Unfairer Wettbewerb mit den Metasearchern

Obwohl sicherlich mit einer langwierigen juristischen Auseinandersetzung zu rechnen ist, also Google nicht alle Prozesse schnell ändern wird, so ist der Vorstoss der EU doch bemerkenswert. Es geht nicht darum, dem Konsumenten das Leben zu erleichtern, sondern im Gegenteil eben darum, ihm aufgrund von mehr und fairem Wettbewerb echte Auswahlmöglichkeiten zu bieten.

Das hat natürlich auch auf Googles Aktivitäten im Reisesektor einen Einfluss. Im Reisebereich laufen bislang keine EU-Verfahren gegen Google. Es gibt aber Beschwerden von Reiseunternehmen, die von der EU geprüft werden. Google bietet zwar keine Reiseprodukte an sich an, also Flüge und dergleichen, dominiert aber den Suchprozess – und damit eben auch den Kaufprozess.

Beispiel: Die «Flight Search». Geben Sie einmal «Flüge nach London» in die Google-Suchleiste ein. Nach 2-3 bezahlten Anzeigen kommt, zuoberst im freien Ranking, das Resultat von Google Flights – an sich ebenfalls eine Anzeige. In übersichtlicher Tabellenform, modulierbar nach anderen Ab-/Zielflughäfen, mit Kalenderfunktion, mit differenzierter Anzeige von Nonstop- oder Multistopflügen.

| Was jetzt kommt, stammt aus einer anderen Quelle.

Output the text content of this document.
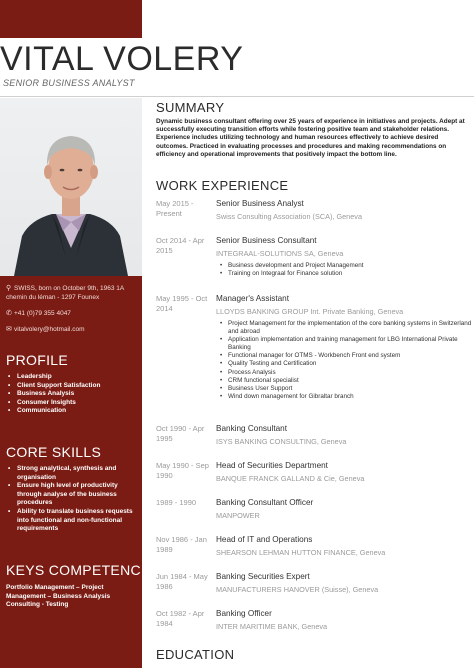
VITAL VOLERY
SENIOR BUSINESS ANALYST
⚲ SWISS, born on October 9th, 1963 1A chemin du léman - 1297 Founex
✆ +41 (0)79 355 4047
✉ vitalvolery@hotmail.com
PROFILE
• Leadership
• Client Support Satisfaction
• Business Analysis
• Consumer Insights
• Communication
CORE SKILLS
• Strong analytical, synthesis and organisation
• Ensure high level of productivity through analyse of the business procedures
• Ability to translate business requests into functional and non-functional requirements
KEYS COMPETENCIES
Portfolio Management – Project Management – Business Analysis Consulting - Testing
SUMMARY
Dynamic business consultant offering over 25 years of experience in initiatives and projects. Adept at successfully executing transition efforts while fostering positive team and stakeholder relations. Experience includes utilizing technology and human resources effectively to achieve desired outcomes. Practiced in evaluating processes and procedures and making recommendations on efficiency and operational improvements that positively impact the bottom line.
WORK EXPERIENCE
May 2015 - Present
Senior Business Analyst
Swiss Consulting Association (SCA), Geneva
Oct 2014 - Apr 2015
Senior Business Consultant
INTEGRAAL-SOLUTIONS SA, Geneva
• Business development and Project Management
• Training on Integraal for Finance solution
May 1995 - Oct 2014
Manager's Assistant
LLOYDS BANKING GROUP Int. Private Banking, Geneva
• Project Management for the implementation of the core banking systems in Switzerland and abroad
• Application implementation and training management for LBG International Private Banking
• Functional manager for OTMS - Workbench Front end system
• Quality Testing and Certification
• Process Analysis
• CRM functional specialist
• Business User Support
• Wind down management for Gibraltar branch
Oct 1990 - Apr 1995
Banking Consultant
ISYS BANKING CONSULTING, Geneva
May 1990 - Sep 1990
Head of Securities Department
BANQUE FRANCK GALLAND & Cie, Geneva
1989 - 1990	Banking Consultant Officer
MANPOWER
Nov 1986 - Jan 1989
Head of IT and Operations
SHEARSON LEHMAN HUTTON FINANCE, Geneva
Jun 1984 - May 1986
Banking Securities Expert
MANUFACTURERS HANOVER (Suisse), Geneva
Oct 1982 - Apr 1984
Banking Officer
INTER MARITIME BANK, Geneva
EDUCATION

Dieses Resultat ist ein «Shopping-Erlebnis» – obwohl Kayak und Skyscanner innerhalb ihrer Seiten vergleichbare oder, je nach Betrachtung, sogar bessere Flugvergleichsportale sind. Warum sollte ein Suchender aber jetzt noch weiter scrollen zu den Resultaten der Metasearcher Kayak oder Skyscanner, welche tiefer unten in der Resultatliste und dort nur als Links angeführt sind?

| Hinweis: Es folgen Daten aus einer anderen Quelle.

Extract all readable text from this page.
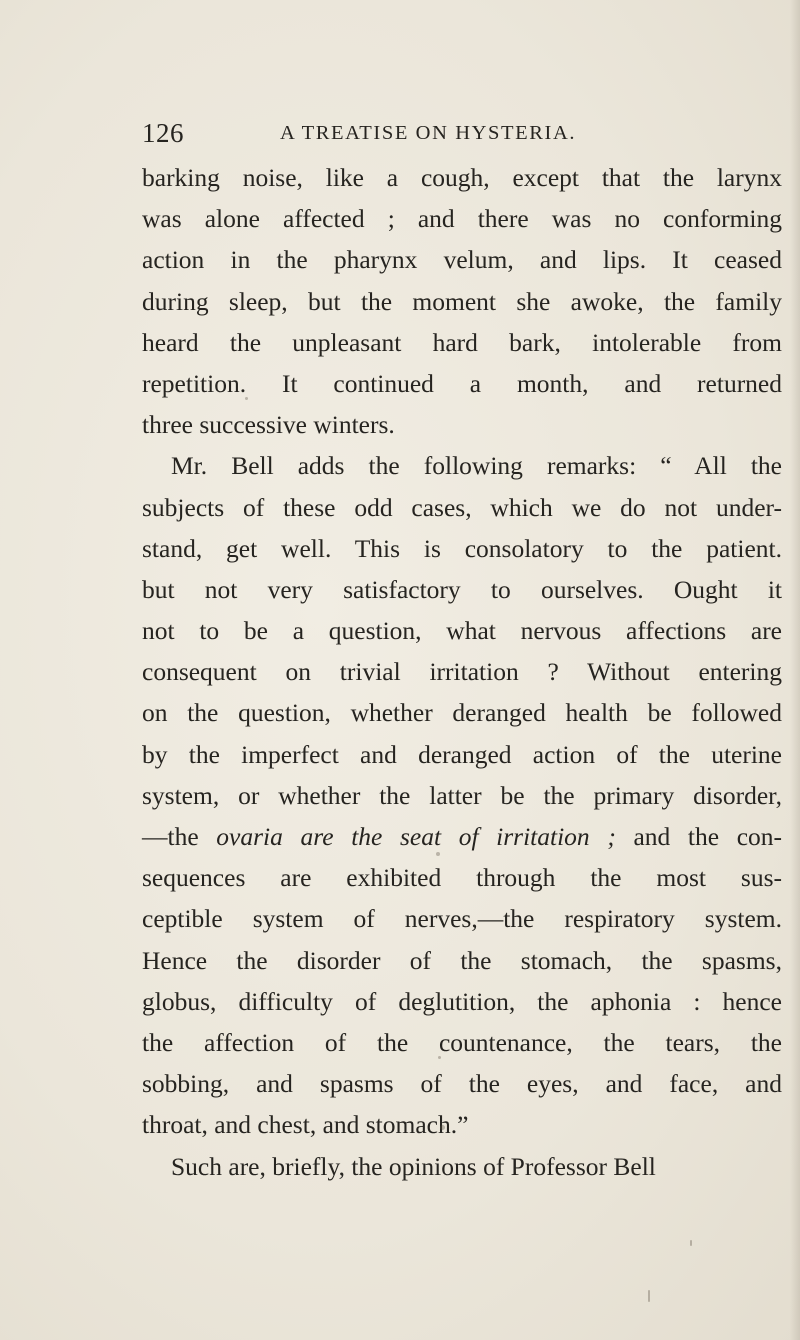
126	A TREATISE ON HYSTERIA.
barking noise, like a cough, except that the larynx
was alone affected ; and there was no conforming
action in the pharynx velum, and lips. It ceased
during sleep, but the moment she awoke, the family
heard the unpleasant hard bark, intolerable from
repetition. It continued a month, and returned
three successive winters.
Mr. Bell adds the following remarks: “ All the
subjects of these odd cases, which we do not under-
stand, get well. This is consolatory to the patient.
but not very satisfactory to ourselves. Ought it
not to be a question, what nervous affections are
consequent on trivial irritation ? Without entering
on the question, whether deranged health be followed
by the imperfect and deranged action of the uterine
system, or whether the latter be the primary disorder,
—the ovaria are the seat of irritation ; and the con-
sequences are exhibited through the most sus-
ceptible system of nerves,—the respiratory system.
Hence the disorder of the stomach, the spasms,
globus, difficulty of deglutition, the aphonia : hence
the affection of the countenance, the tears, the
sobbing, and spasms of the eyes, and face, and
throat, and chest, and stomach.”
Such are, briefly, the opinions of Professor Bell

Die Metasearcher sind also in einer deutlich schwächeren Position. Die beiden genannten Firmen erhalten Geld, wenn ein potenzieller Flugpassagier über sie auf die Airline-Buchungsplattform gelangt. Das ist bei Google nicht anders, wo das Geld als Cost-per-Click bei der Airline eingeholt wird. Es dürfte aber klar sein, wer innerhalb einer Suche im Google viel mehr Geld so generiert: Google selber.

Wie weiter?

Letztlich manifestiert sich in der Auseinandersetzung zwischen der EU und Google auch der Versuch, die Wirtschaft der Zukunft zu regeln. In den USA lässt man den Giganten der Silicon Valley freie Fahrt; so dominieren die USA, so werden Arbeitsplätze vor Ort geschaffen. Was vergessen geht: Die Dominanz von Google ist letztlich auch ein Verlust von Produktivität. Wer will schon investieren in einen Kampf gegen ein derart dominantes Unternehmen? Google selber produziert aber nichts «Fassbares», nur eine Kanalisierung von Kaufentscheiden (siehe auch Google AdWords). Eigentlich muss man froh sein, wenn sich mal eine grössere Instanz wie jetzt die EU gegen den «Laissez-faire Kapitalismus» aus den USA stemmt und versucht, auch längerfristige Konsequenzen dieser Marktdominanz im Auge zu behalten.

Damit wird vielleicht verhindert, was die Reisebranche hinter vorgehaltener Hand längst befürchtet: Dass Google dereinst der einzige «Reise-Marktplatz» im Netz sein wird, ein Data-Silo unvorstellbaren Ausmasses, worüber alle Suchen laufen und wo teuer bezahlt werden muss, um noch überhaupt wahrgenommen zu werden.